I do not appreciate the one for sanitary napkins that wishes me a "Happy Period".
Note to the gentlemen who read my blog. I'll be talking about girlie bits now. Specifically, my girlie bits. If such things gross you out and whatnot, there are many nice websites who would love to have you. I think Hulk Hogan has a website now. Check with Vh1. I'd love to have you back after this!
Anyway. Back to me and my vagina.
I've been having my period since December 24th. DECEMBER TWENTY-FOURTH PEOPLE. Admittedly, I'm not good at doing math in my head and all, but that seems like about nineteen days.
I am bloated, irritable, my iron is low, and I want to cut everyone I see with a sharp knife, repeatedly. What part of this is happy again? Please remind me.
The part about my back hurting?
The part about me wanting to eat everything I see?
The part about wanting to come home, lay down on the couch, and sleep until next Tuesday?
Shockingly, none of that seems like anything happy or fun to me.

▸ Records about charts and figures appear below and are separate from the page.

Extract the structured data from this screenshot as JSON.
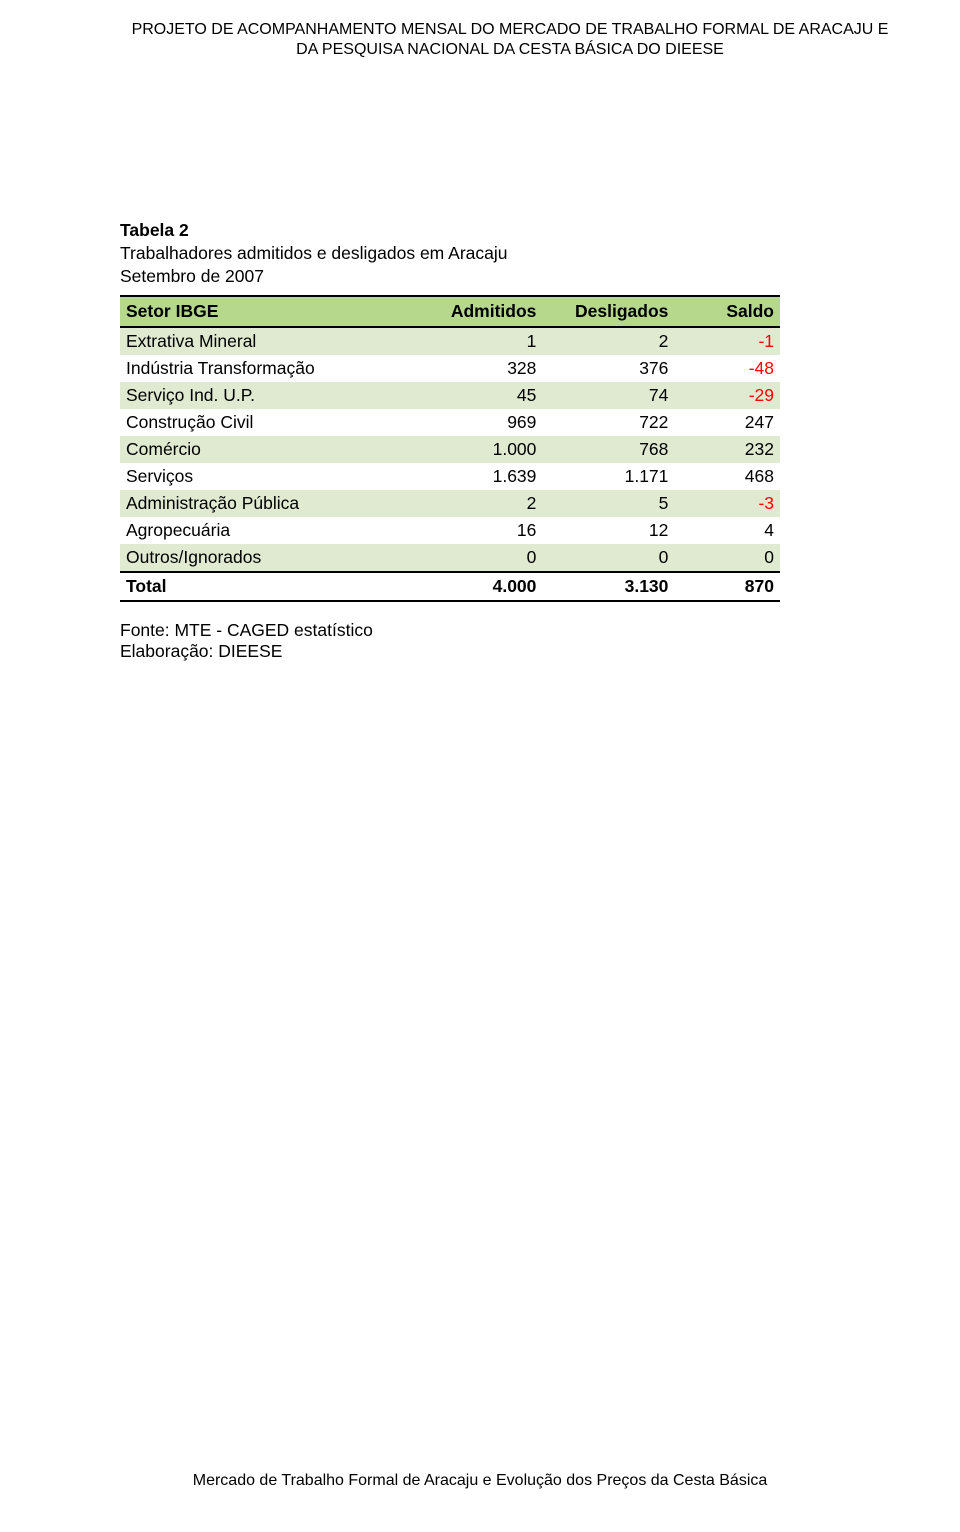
{
  "header": {
    "line1": "PROJETO DE ACOMPANHAMENTO MENSAL DO MERCADO DE TRABALHO FORMAL DE ARACAJU E",
    "line2": "DA PESQUISA NACIONAL DA CESTA BÁSICA DO DIEESE"
  },
  "table": {
    "title": "Tabela 2",
    "subtitle1": "Trabalhadores admitidos e desligados em Aracaju",
    "subtitle2": "Setembro de 2007",
    "columns": [
      "Setor IBGE",
      "Admitidos",
      "Desligados",
      "Saldo"
    ],
    "col_widths_pct": [
      46,
      18,
      20,
      16
    ],
    "header_bg": "#b5d88c",
    "row_alt_bg": "#dfead1",
    "row_bg": "#ffffff",
    "neg_color": "#ff0000",
    "rows": [
      {
        "label": "Extrativa Mineral",
        "admitidos": "1",
        "desligados": "2",
        "saldo": "-1",
        "saldo_neg": true
      },
      {
        "label": "Indústria Transformação",
        "admitidos": "328",
        "desligados": "376",
        "saldo": "-48",
        "saldo_neg": true
      },
      {
        "label": "Serviço Ind. U.P.",
        "admitidos": "45",
        "desligados": "74",
        "saldo": "-29",
        "saldo_neg": true
      },
      {
        "label": "Construção Civil",
        "admitidos": "969",
        "desligados": "722",
        "saldo": "247",
        "saldo_neg": false
      },
      {
        "label": "Comércio",
        "admitidos": "1.000",
        "desligados": "768",
        "saldo": "232",
        "saldo_neg": false
      },
      {
        "label": "Serviços",
        "admitidos": "1.639",
        "desligados": "1.171",
        "saldo": "468",
        "saldo_neg": false
      },
      {
        "label": "Administração Pública",
        "admitidos": "2",
        "desligados": "5",
        "saldo": "-3",
        "saldo_neg": true
      },
      {
        "label": "Agropecuária",
        "admitidos": "16",
        "desligados": "12",
        "saldo": "4",
        "saldo_neg": false
      },
      {
        "label": "Outros/Ignorados",
        "admitidos": "0",
        "desligados": "0",
        "saldo": "0",
        "saldo_neg": false
      }
    ],
    "total": {
      "label": "Total",
      "admitidos": "4.000",
      "desligados": "3.130",
      "saldo": "870",
      "saldo_neg": false
    }
  },
  "source": "Fonte: MTE - CAGED estatístico",
  "elaboration": "Elaboração: DIEESE",
  "footer": "Mercado de Trabalho Formal de Aracaju e Evolução dos Preços da Cesta Básica"
}
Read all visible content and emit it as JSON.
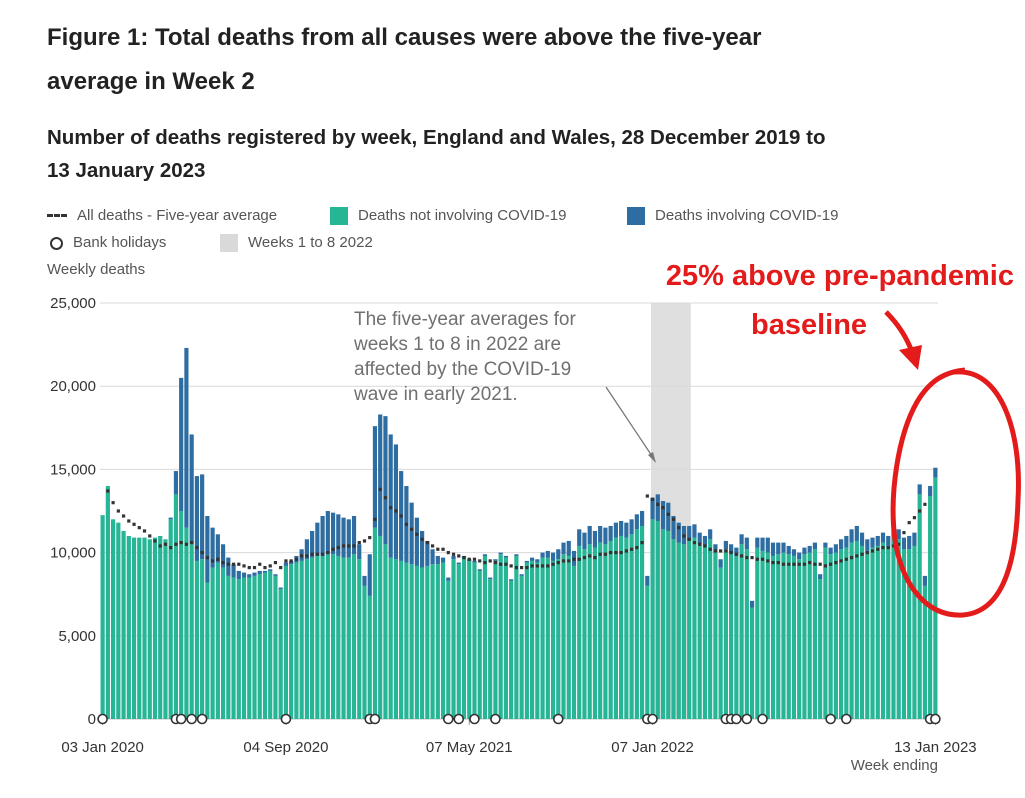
{
  "title": "Figure 1: Total deaths from all causes were above the five-year average in Week 2",
  "subtitle": "Number of deaths registered by week, England and Wales, 28 December 2019 to 13 January 2023",
  "legend": {
    "avg": "All deaths - Five-year average",
    "noncovid": "Deaths not involving COVID-19",
    "covid": "Deaths involving COVID-19",
    "bank": "Bank holidays",
    "weeks": "Weeks 1 to 8 2022"
  },
  "colors": {
    "noncovid": "#26b595",
    "covid": "#2e6da1",
    "avg": "#333333",
    "highlight": "#d9d9d9",
    "red": "#e31b1b",
    "grid": "#d9d9d9"
  },
  "note": {
    "line1": "The five-year averages for",
    "line2": "weeks 1 to 8 in 2022 are",
    "line3": "affected by the COVID-19",
    "line4": "wave in early 2021."
  },
  "overlay": {
    "line1": "25% above pre-pandemic",
    "line2": "baseline"
  },
  "chart_data": {
    "type": "bar",
    "title": "Number of deaths registered by week, England and Wales, 28 December 2019 to 13 January 2023",
    "ylabel": "Weekly deaths",
    "xlabel": "Week ending",
    "ylim": [
      0,
      25000
    ],
    "yticks": [
      "0",
      "5,000",
      "10,000",
      "15,000",
      "20,000",
      "25,000"
    ],
    "xtick_labels": [
      "03 Jan 2020",
      "04 Sep 2020",
      "07 May 2021",
      "07 Jan 2022",
      "13 Jan 2023"
    ],
    "xtick_week_index": [
      0,
      35,
      70,
      105,
      159
    ],
    "highlight_weeks": [
      105,
      112
    ],
    "series": [
      {
        "name": "Deaths not involving COVID-19",
        "values": [
          12250,
          14000,
          12000,
          11800,
          11300,
          11000,
          10900,
          10900,
          10900,
          10800,
          10900,
          11000,
          10800,
          12000,
          13500,
          12500,
          11500,
          10500,
          9500,
          9600,
          8200,
          9100,
          9400,
          9100,
          8600,
          8500,
          8400,
          8500,
          8500,
          8600,
          8700,
          8800,
          8900,
          8600,
          7800,
          9200,
          9300,
          9400,
          9500,
          9600,
          9700,
          9800,
          9800,
          9900,
          9900,
          9800,
          9700,
          9700,
          9900,
          9600,
          8000,
          7400,
          11500,
          11000,
          10500,
          9700,
          9600,
          9500,
          9400,
          9300,
          9200,
          9100,
          9200,
          9300,
          9300,
          9400,
          8300,
          9600,
          9300,
          9700,
          9500,
          9400,
          8900,
          9800,
          8400,
          9500,
          9900,
          9700,
          8300,
          9800,
          8600,
          9400,
          9500,
          9400,
          9700,
          9700,
          9500,
          9600,
          9900,
          9800,
          9200,
          10400,
          10200,
          10500,
          10300,
          10600,
          10500,
          10700,
          10900,
          11000,
          10900,
          11100,
          11400,
          11600,
          8000,
          12000,
          11900,
          11400,
          11300,
          10800,
          10600,
          10500,
          10700,
          10900,
          10500,
          10400,
          10800,
          10000,
          9100,
          10200,
          10000,
          9800,
          10500,
          10200,
          6700,
          10300,
          10100,
          10000,
          9800,
          9900,
          10000,
          9900,
          9800,
          9600,
          9900,
          10000,
          10200,
          8400,
          10300,
          9900,
          10000,
          10200,
          10300,
          10600,
          10700,
          10400,
          10100,
          10300,
          10400,
          10600,
          10400,
          11000,
          10800,
          10200,
          10200,
          10400,
          13500,
          8000,
          13400,
          14500
        ]
      },
      {
        "name": "Deaths involving COVID-19",
        "values": [
          0,
          0,
          0,
          0,
          0,
          0,
          0,
          0,
          0,
          0,
          0,
          0,
          0,
          100,
          1400,
          8000,
          10800,
          6600,
          5100,
          5100,
          4000,
          2400,
          1700,
          1400,
          1100,
          800,
          500,
          300,
          200,
          200,
          200,
          100,
          100,
          100,
          100,
          200,
          200,
          400,
          700,
          1200,
          1600,
          2000,
          2400,
          2600,
          2500,
          2500,
          2400,
          2300,
          2300,
          900,
          600,
          2500,
          6100,
          7300,
          7700,
          7400,
          6900,
          5400,
          4600,
          3700,
          2900,
          2200,
          1500,
          900,
          500,
          300,
          200,
          200,
          100,
          100,
          100,
          100,
          100,
          100,
          100,
          100,
          100,
          100,
          100,
          100,
          100,
          100,
          200,
          200,
          300,
          400,
          500,
          600,
          700,
          900,
          900,
          1000,
          1000,
          1100,
          1000,
          1000,
          1000,
          900,
          900,
          900,
          900,
          900,
          900,
          900,
          600,
          1300,
          1600,
          1700,
          1700,
          1400,
          1200,
          1100,
          900,
          800,
          700,
          600,
          600,
          500,
          500,
          500,
          500,
          500,
          600,
          700,
          400,
          600,
          800,
          900,
          800,
          700,
          600,
          500,
          400,
          400,
          400,
          400,
          400,
          300,
          300,
          400,
          500,
          600,
          700,
          800,
          900,
          800,
          700,
          600,
          600,
          600,
          600,
          700,
          600,
          700,
          800,
          800,
          600,
          600,
          600,
          600
        ]
      },
      {
        "name": "All deaths - Five-year average",
        "values": [
          null,
          13700,
          13000,
          12500,
          12200,
          11900,
          11700,
          11500,
          11300,
          11000,
          10700,
          10400,
          10500,
          10300,
          10500,
          10600,
          10500,
          10600,
          10300,
          10000,
          9700,
          9500,
          9600,
          9400,
          9300,
          9300,
          9300,
          9200,
          9100,
          9100,
          9300,
          9100,
          9200,
          9400,
          9100,
          9500,
          9500,
          9600,
          9800,
          9800,
          9900,
          9900,
          9900,
          10000,
          10200,
          10300,
          10400,
          10400,
          10400,
          10600,
          10700,
          10900,
          12000,
          13800,
          13300,
          12700,
          12500,
          12200,
          11700,
          11400,
          11100,
          10800,
          10600,
          10400,
          10200,
          10200,
          10000,
          9900,
          9800,
          9700,
          9600,
          9600,
          9500,
          9400,
          9500,
          9400,
          9300,
          9300,
          9200,
          9100,
          9100,
          9100,
          9200,
          9200,
          9200,
          9200,
          9300,
          9400,
          9500,
          9500,
          9600,
          9600,
          9700,
          9800,
          9700,
          9900,
          9900,
          10000,
          10000,
          10000,
          10100,
          10200,
          10300,
          10600,
          13400,
          13200,
          12900,
          12700,
          12300,
          12000,
          11500,
          11000,
          10800,
          10600,
          10500,
          10400,
          10200,
          10100,
          10100,
          10100,
          10000,
          9900,
          9800,
          9700,
          9700,
          9600,
          9600,
          9500,
          9400,
          9400,
          9300,
          9300,
          9300,
          9300,
          9300,
          9400,
          9300,
          9300,
          9200,
          9300,
          9400,
          9500,
          9600,
          9700,
          9800,
          9900,
          10000,
          10100,
          10200,
          10300,
          10300,
          10400,
          10500,
          11200,
          11800,
          12100,
          12500,
          12900
        ]
      }
    ],
    "bank_holiday_weeks": [
      0,
      14,
      15,
      17,
      19,
      35,
      51,
      52,
      66,
      68,
      71,
      75,
      87,
      104,
      105,
      119,
      120,
      121,
      123,
      126,
      139,
      142,
      158,
      159
    ],
    "annotation": "The five-year averages for weeks 1 to 8 in 2022 are affected by the COVID-19 wave in early 2021."
  }
}
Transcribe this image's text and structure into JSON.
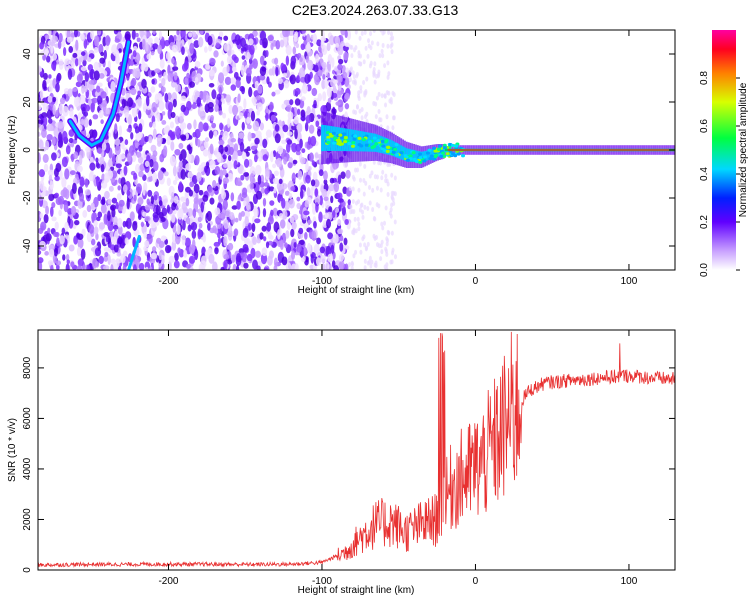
{
  "title": "C2E3.2024.263.07.33.G13",
  "colors": {
    "snr_line": "#e83030",
    "phase_line": "#00c8c8",
    "background": "#ffffff",
    "axis": "#000000"
  },
  "chart_data": [
    {
      "type": "heatmap",
      "xlabel": "Height of straight line (km)",
      "ylabel": "Frequency (Hz)",
      "xlim": [
        -285,
        130
      ],
      "ylim": [
        -50,
        50
      ],
      "xticks": [
        -200,
        -100,
        0,
        100
      ],
      "yticks": [
        -40,
        -20,
        0,
        20,
        40
      ],
      "xtick_labels": [
        "-200",
        "-100",
        "0",
        "100"
      ],
      "ytick_labels": [
        "-40",
        "-20",
        "0",
        "20",
        "40"
      ],
      "grid": false,
      "noise_region_x": [
        -285,
        -82
      ],
      "signal_track": [
        {
          "x": -98,
          "y": 5
        },
        {
          "x": -80,
          "y": 4
        },
        {
          "x": -65,
          "y": 3
        },
        {
          "x": -55,
          "y": 1
        },
        {
          "x": -45,
          "y": -2
        },
        {
          "x": -35,
          "y": -3
        },
        {
          "x": -25,
          "y": -1
        },
        {
          "x": -15,
          "y": 0
        },
        {
          "x": 0,
          "y": 0
        },
        {
          "x": 50,
          "y": 0
        },
        {
          "x": 130,
          "y": 0
        }
      ],
      "secondary_track": [
        {
          "x": -264,
          "y": 12
        },
        {
          "x": -258,
          "y": 6
        },
        {
          "x": -250,
          "y": 2
        },
        {
          "x": -244,
          "y": 4
        },
        {
          "x": -236,
          "y": 15
        },
        {
          "x": -231,
          "y": 28
        },
        {
          "x": -226,
          "y": 45
        }
      ],
      "colorbar": {
        "label": "Normalized spectral amplitude",
        "range": [
          0,
          1
        ],
        "ticks": [
          0.0,
          0.2,
          0.4,
          0.6,
          0.8
        ],
        "tick_labels": [
          "0.0",
          "0.2",
          "0.4",
          "0.6",
          "0.8"
        ]
      }
    },
    {
      "type": "line",
      "xlabel": "Height of straight line (km)",
      "ylabel": "SNR (10 * v/v)",
      "xlim": [
        -285,
        130
      ],
      "ylim": [
        0,
        9500
      ],
      "xticks": [
        -200,
        -100,
        0,
        100
      ],
      "yticks": [
        0,
        2000,
        4000,
        6000,
        8000
      ],
      "xtick_labels": [
        "-200",
        "-100",
        "0",
        "100"
      ],
      "ytick_labels": [
        "0",
        "2000",
        "4000",
        "6000",
        "8000"
      ],
      "grid": false,
      "series": [
        {
          "x": [
            -285,
            -250,
            -200,
            -150,
            -120,
            -100,
            -85,
            -75,
            -65,
            -55,
            -45,
            -35,
            -25,
            -20,
            -15,
            -5,
            5,
            15,
            25,
            35,
            45,
            60,
            80,
            100,
            115,
            130
          ],
          "y": [
            200,
            220,
            230,
            220,
            230,
            300,
            700,
            1300,
            1800,
            1900,
            1500,
            1800,
            2000,
            2700,
            3400,
            3800,
            4300,
            5200,
            6300,
            7100,
            7400,
            7500,
            7600,
            7700,
            7600,
            7550
          ]
        }
      ]
    }
  ]
}
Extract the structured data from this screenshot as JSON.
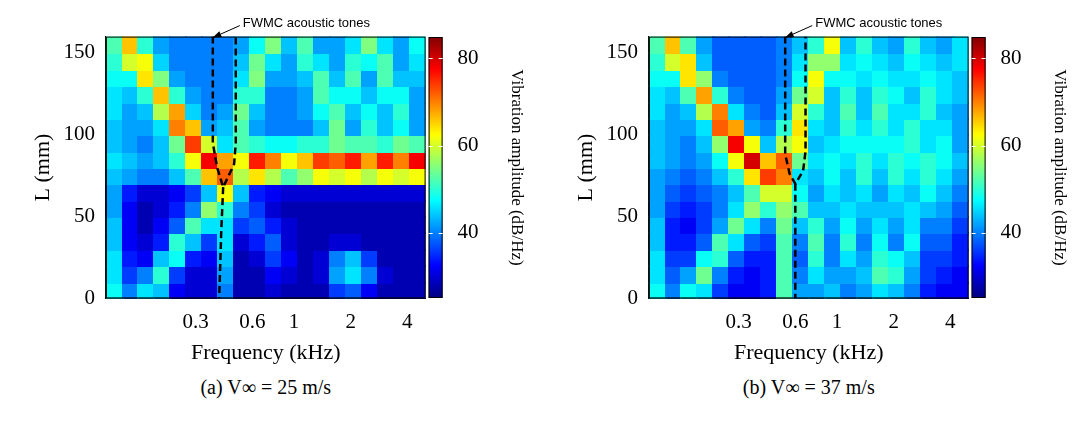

I've been irritated with the sanitary napkin industry for quite a few years anyway, ever since they came out with "Plus size" pads a few years ago. I would really like someone to explain to me why just because I'm a "plus size" that my cootcher is as well. Because, logistically? That just doesn't make sense. My really skinny ex-sister in law squeezed a huge kid through her vajayjay without any epidural. Maybe SHE needs plus sized pads. But me, over here with the c-section? Um, no. I mean, I accept that I have to shop in Lane Bryant instead of The Express, but let's not rob me of my dignity in the "Personal Care" aisle of the Kroger, okay?
So, Always or whoever? IT'S NOT A HAPPY PERIOD. PLEASE TAKE THAT STUPID COMMERCIAL OFF THE AIR BEFORE A BUNCH OF WOMEN WITH RAGING HORMONES COME AND DO PHYSICAL HARM TO YOU.